Some things are just bound to stir up people’s natural curiosity. One mention of the Ark of the Covenant and we’re lost in romantic notions of Harrison Ford and Steven Spielberg. And as we know, there are as many theories of its location as there are specialists in the field. Countries claiming to currently hold it range from Israel to Ethiopia, and of course it is impossible to verify the claims because, after all, who wants to look upon it let alone touch it and die!? Just what WOULD we do with it if we ever did find it? I am assured that there are many groups working on that question even as I type, yet as a recent article in the Jewish Chronicle (26th August 16 – http://www.thejc.com/…/could-buccaneering-rabbi-uncover-los…) proves, its allure and ability to capture our fertile imagination has lost nothing over the centuries. That the Ark’s power to instil fear has not diminished can easily be measured by a visit to the Mishkan (Tabernacle) replica constructed in the Negev (see photo). Even knowing on my last visit that this was merely a copy of the original prevented me from lifting the lid…..To be fair to the Rabbi in question, he does himself question whether we should even try to find it (despite his solid belief that he knows where it is).
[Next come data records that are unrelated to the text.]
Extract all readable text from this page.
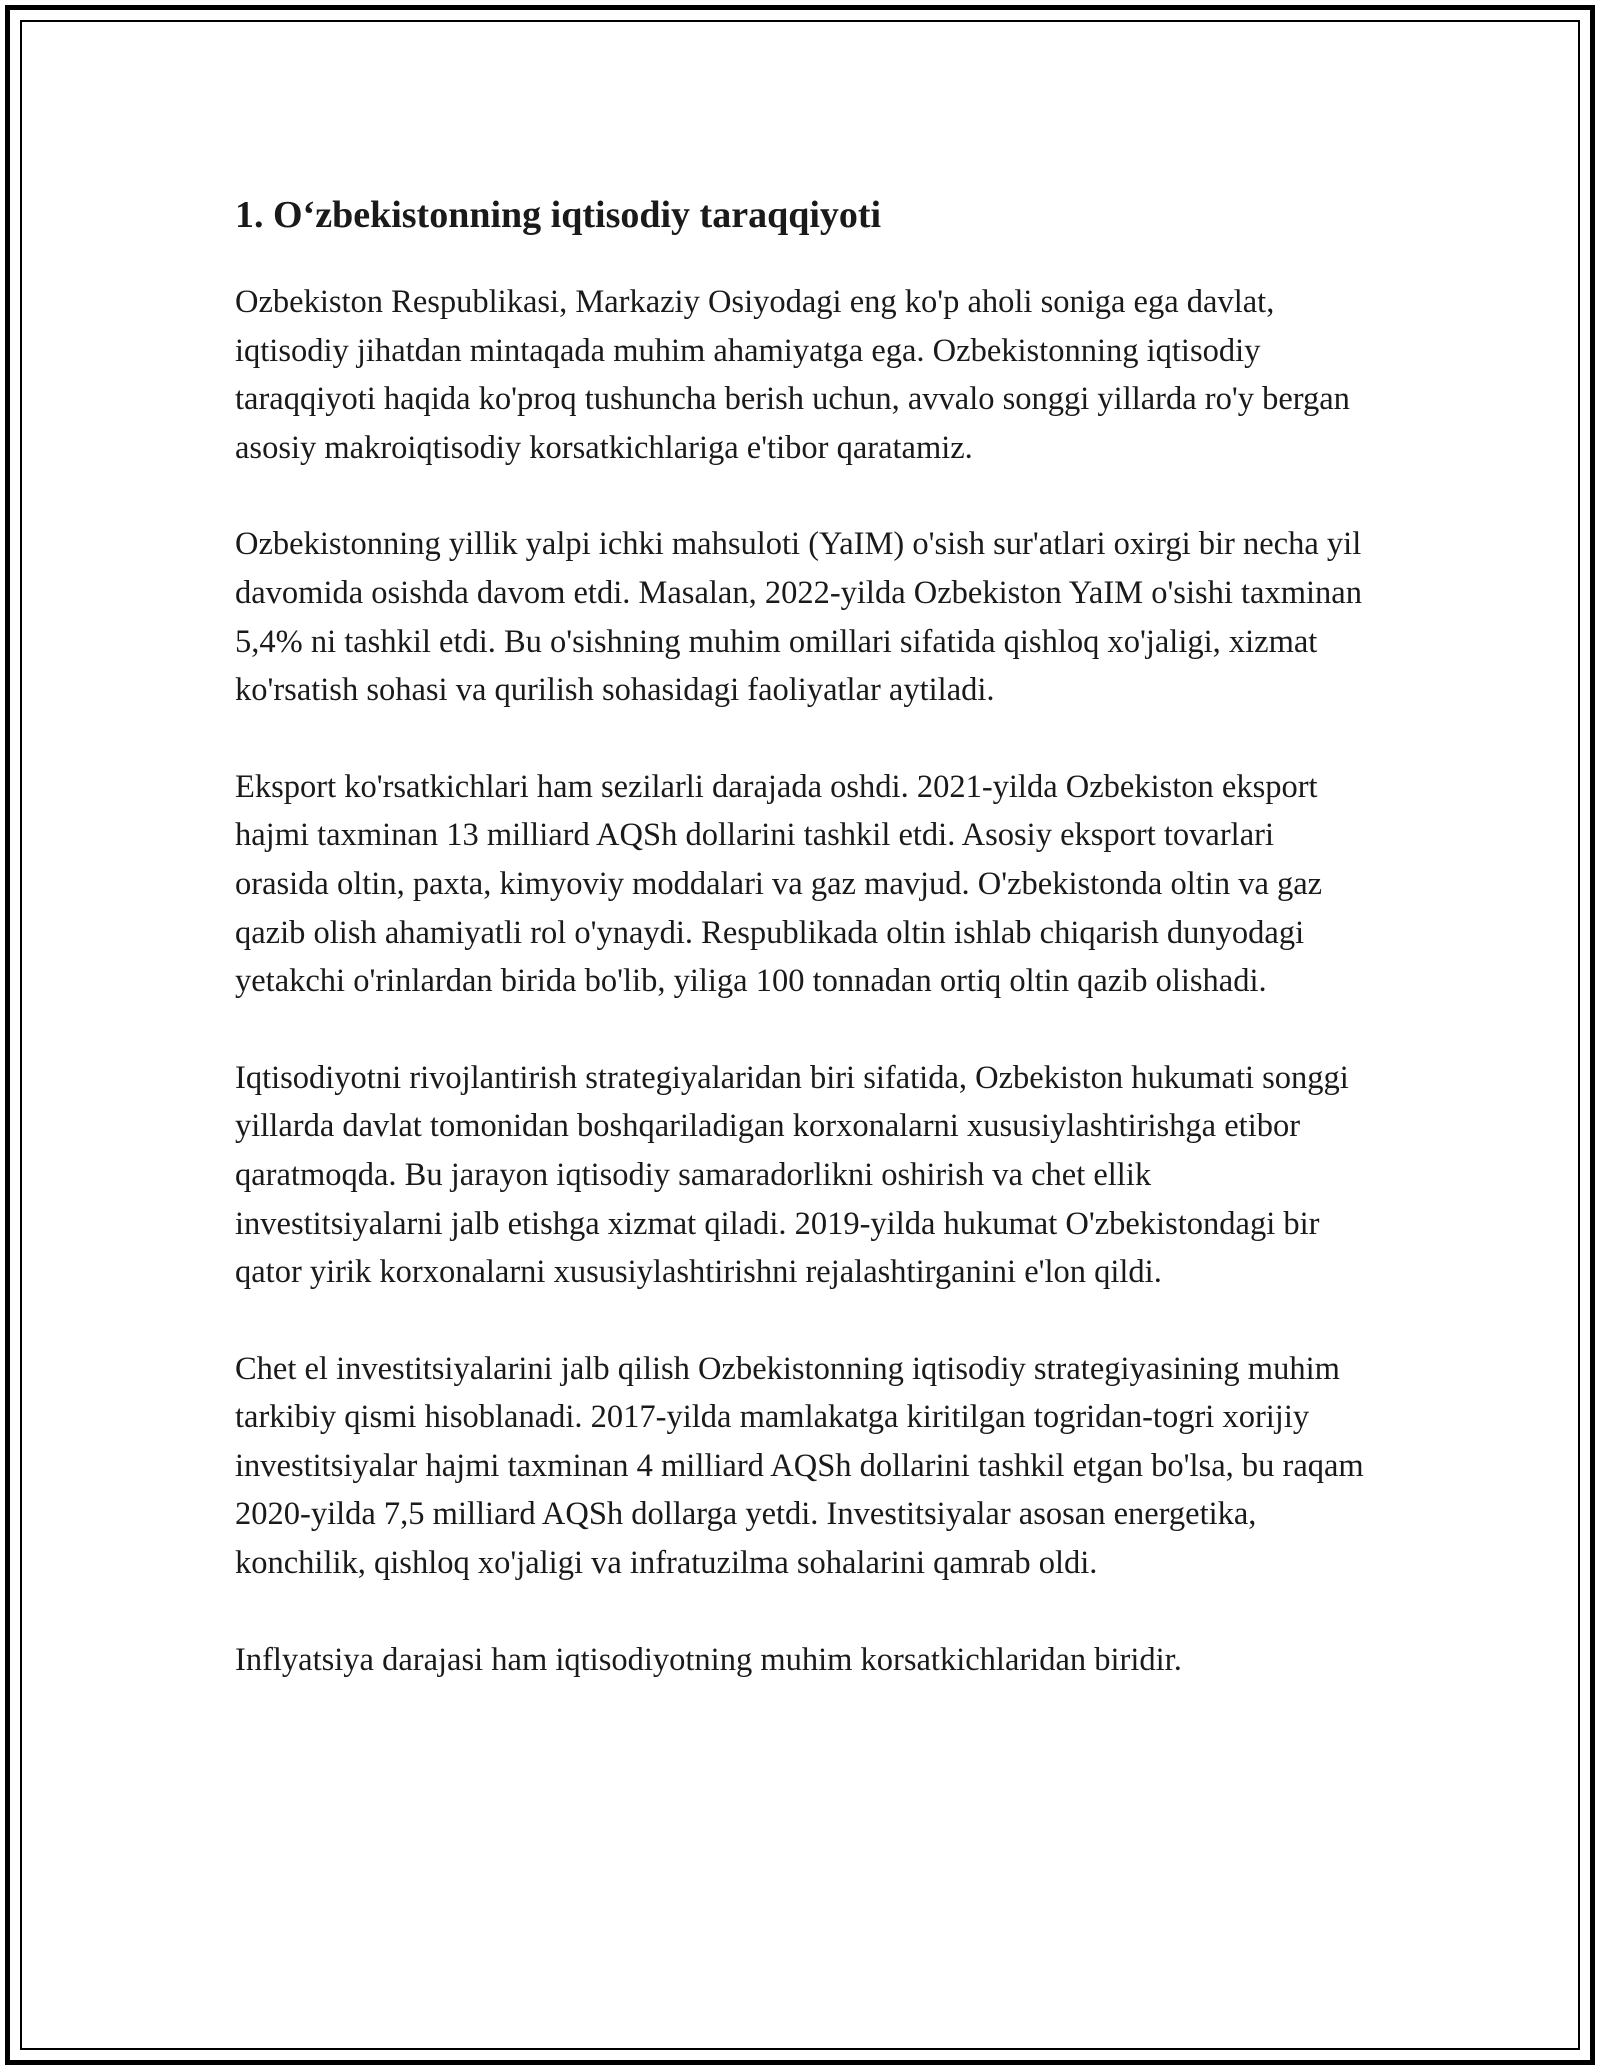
1. O‘zbekistonning iqtisodiy taraqqiyoti

Ozbekiston Respublikasi, Markaziy Osiyodagi eng ko'p aholi soniga ega davlat, iqtisodiy jihatdan mintaqada muhim ahamiyatga ega. Ozbekistonning iqtisodiy taraqqiyoti haqida ko'proq tushuncha berish uchun, avvalo songgi yillarda ro'y bergan asosiy makroiqtisodiy korsatkichlariga e'tibor qaratamiz.

Ozbekistonning yillik yalpi ichki mahsuloti (YaIM) o'sish sur'atlari oxirgi bir necha yil davomida osishda davom etdi. Masalan, 2022-yilda Ozbekiston YaIM o'sishi taxminan 5,4% ni tashkil etdi. Bu o'sishning muhim omillari sifatida qishloq xo'jaligi, xizmat ko'rsatish sohasi va qurilish sohasidagi faoliyatlar aytiladi.

Eksport ko'rsatkichlari ham sezilarli darajada oshdi. 2021-yilda Ozbekiston eksport hajmi taxminan 13 milliard AQSh dollarini tashkil etdi. Asosiy eksport tovarlari orasida oltin, paxta, kimyoviy moddalari va gaz mavjud. O'zbekistonda oltin va gaz qazib olish ahamiyatli rol o'ynaydi. Respublikada oltin ishlab chiqarish dunyodagi yetakchi o'rinlardan birida bo'lib, yiliga 100 tonnadan ortiq oltin qazib olishadi.

Iqtisodiyotni rivojlantirish strategiyalaridan biri sifatida, Ozbekiston hukumati songgi yillarda davlat tomonidan boshqariladigan korxonalarni xususiylashtirishga etibor qaratmoqda. Bu jarayon iqtisodiy samaradorlikni oshirish va chet ellik investitsiyalarni jalb etishga xizmat qiladi. 2019-yilda hukumat O'zbekistondagi bir qator yirik korxonalarni xususiylashtirishni rejalashtirganini e'lon qildi.

Chet el investitsiyalarini jalb qilish Ozbekistonning iqtisodiy strategiyasining muhim tarkibiy qismi hisoblanadi. 2017-yilda mamlakatga kiritilgan togridan-togri xorijiy investitsiyalar hajmi taxminan 4 milliard AQSh dollarini tashkil etgan bo'lsa, bu raqam 2020-yilda 7,5 milliard AQSh dollarga yetdi. Investitsiyalar asosan energetika, konchilik, qishloq xo'jaligi va infratuzilma sohalarini qamrab oldi.

Inflyatsiya darajasi ham iqtisodiyotning muhim korsatkichlaridan biridir.
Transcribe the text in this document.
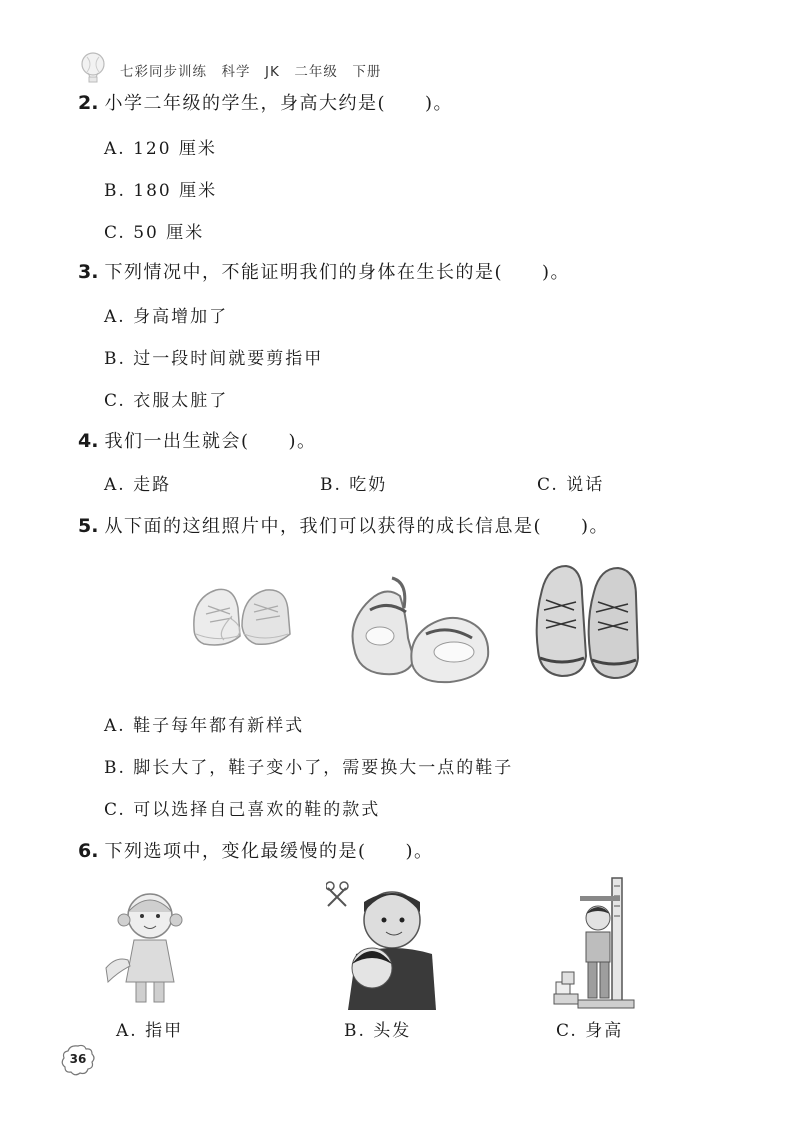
七彩同步训练　科学　JK　二年级　下册
2. 小学二年级的学生，身高大约是(　　)。
A. 120 厘米
B. 180 厘米
C. 50 厘米
3. 下列情况中，不能证明我们的身体在生长的是(　　)。
A. 身高增加了
B. 过一段时间就要剪指甲
C. 衣服太脏了
4. 我们一出生就会(　　)。
A. 走路	B. 吃奶	C. 说话
5. 从下面的这组照片中，我们可以获得的成长信息是(　　)。
A. 鞋子每年都有新样式
B. 脚长大了，鞋子变小了，需要换大一点的鞋子
C. 可以选择自己喜欢的鞋的款式
6. 下列选项中，变化最缓慢的是(　　)。
A. 指甲	B. 头发	C. 身高
36
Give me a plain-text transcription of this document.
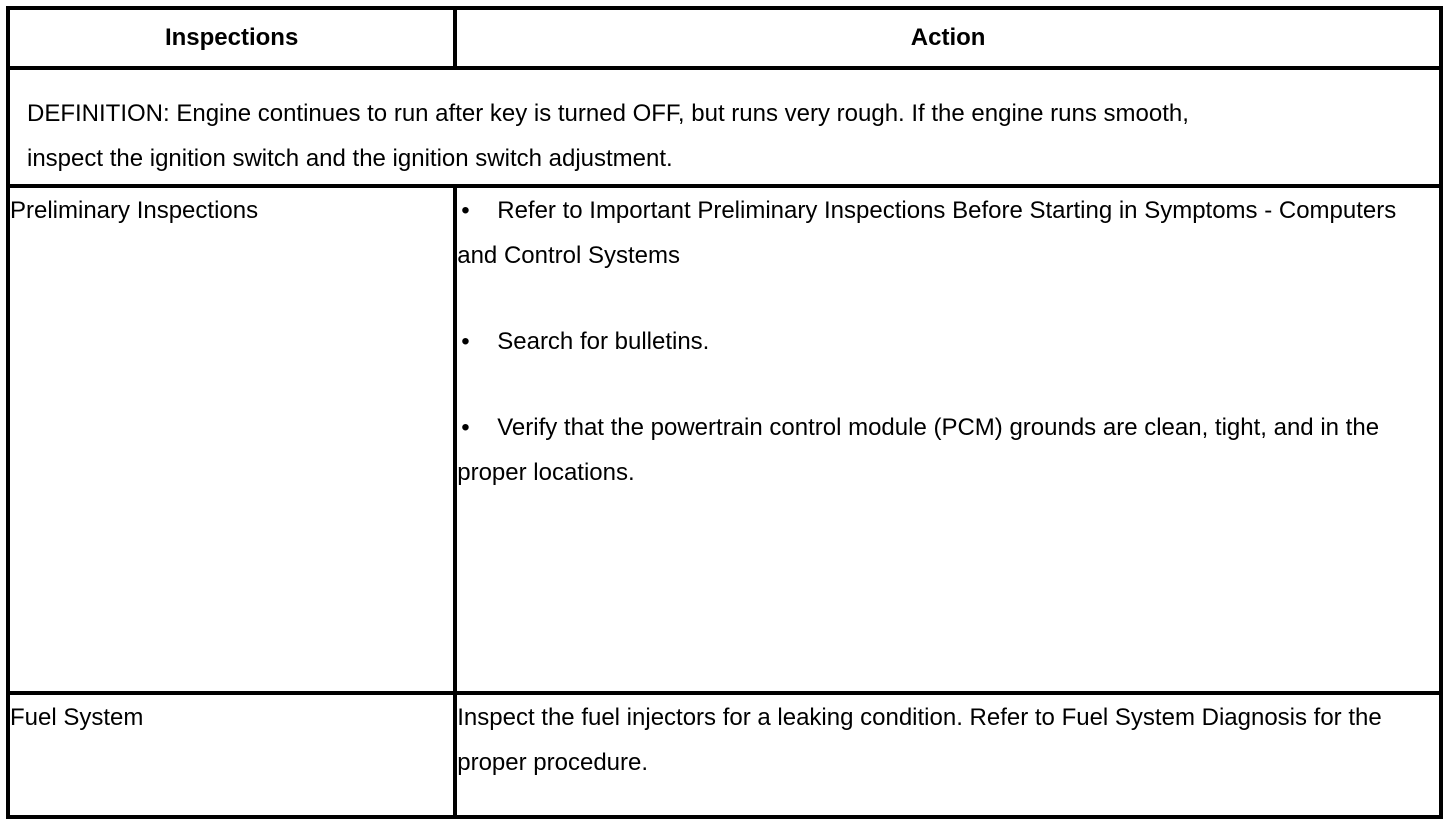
Inspections	Action

DEFINITION: Engine continues to run after key is turned OFF, but runs very rough. If the engine runs smooth, inspect the ignition switch and the ignition switch adjustment.	

Preliminary Inspections	• Refer to Important Preliminary Inspections Before Starting in Symptoms - Computers and Control Systems

• Search for bulletins.

• Verify that the powertrain control module (PCM) grounds are clean, tight, and in the proper locations.

Fuel System	Inspect the fuel injectors for a leaking condition. Refer to Fuel System Diagnosis for the proper procedure.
Yet maybe we’re making too much of all this. Are we actually meant to know where it is, let alone find it and use it? Would a future Temple minus the Ark still be a Temple? The question becomes more focussed when we consider what the Ark stood for and represented in the Temple: the immanent dwelling place of the presence of G-d. Between the Cheruvim on the Mercy Seat the Shekinah the visible manifested presence of the Lord was found. A wild imagination might fill the blanks on what the High Priest would actually see as he entered on Yom Kippur, yet again such spiritual pyrotechnical considerations aside, just what are we meant to understand from all this?

The prophet Jeremiah saw a time coming when the Ark would no longer ‘come to mind, nor be remembered, visited, nor made anymore’ (Jer 3:16). As strange as this thought might be to us as Jews who yearn for the rebuilt Temple and the ‘good old days’, it challenges us to reconsider the Ark, especially in the light of the reasons WHY we would no longer seek it out. According to the prophet the Ark’s ‘demise’ is linked to our stubborn hearts being changed and thus we would no longer walk in the vain imaginations of them. Again it falls to Jeremiah who later would add that as such a heart circumcision took place ‘we would all know Him’, no longer needing to be taught. A day would come (and now has come) when we would not instinctively rebel against G-d but obey Him instead. When that scenario occurs the Ark would no longer be needed. The presence of G-d seen so visibly in one place now is transferred to our own hearts (this time Ezekiel fills the blanks) thus the Spirit of the Lord causes us to walk in His ways and not rebel against Him. As living servants, a living Temple holding the presence of G-d, we become an even stronger witness to the living G-d of Israel than the Ark could ever have been.

In Yeshua Mashichaynu the Renewed Covenant is cut and our hearts renewed. So do we, should we need, look for the Ark? Or should we rather spend the energy looking for what the Ark pointed to, a living demonstration of the presence of G-d in our midst through changed lives? I know what Jeremiah would think!